Up to 60% of borrowers may default on business loans provided through the UK Government’s Bounce Back Loan Scheme, the National Audit Office (NAO) has warned.
A new report by the spending watchdog says that the scheme “succeeded in quickly supporting small businesses” but the Government faces a potential loss of £15bn to £26bn through businesses not being able to repay the loans and fraud.
The Bounce Back Loan Scheme was set up to support smaller businesses during the Covid-19 pandemic. Loans are delivered through commercial lenders and small and medium-sized firms can borrow between £2,000 and up to 25% of their turnover, with a maximum loan of £50,000 available.
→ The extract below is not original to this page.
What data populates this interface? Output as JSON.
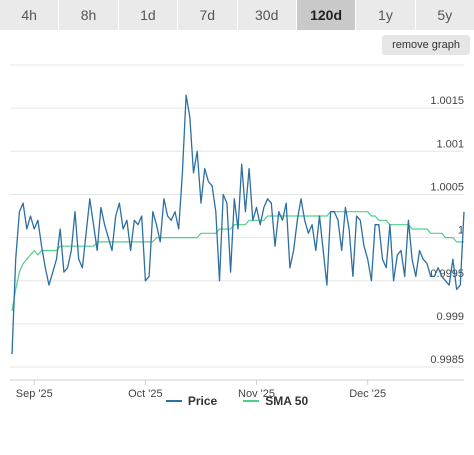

Demand has been greater than anticipated, with the total value of loans provided through the scheme now predicted to be £38bn to £48bn, up from an initial estimate of £18bn to £26bn.
However, the Bounce Back Loan Scheme has less strict eligibility criteria than other Covid-19 related business loan schemes, relying on businesses self-certifying application details with limited verification and no credit checks performed by lenders for existing customers.
This lower level of checks presents credit risks as it increases the likelihood of loans being made to businesses that will not be able to repay them, the NAO said.
What’s more, the Government’s 100% guarantee against the loans reduces lenders’ incentives to recover money from borrowers.
An earlier third-party review commissioned by the British Business Bank found that, while some risks can be mitigated, there remains a “very high” level of fraud risk, caused by self-certification, multiple applications, lack of legitimate business, impersonation and organised crime.
The full extent of losses, both credit and fraud, will emerge when the loans are due to start being repaid from 4 May 2021.
The NAO called for the Government to implement a thorough debt-recovery process with lenders and consider how it might better prevent fraud in any similar schemes in the future.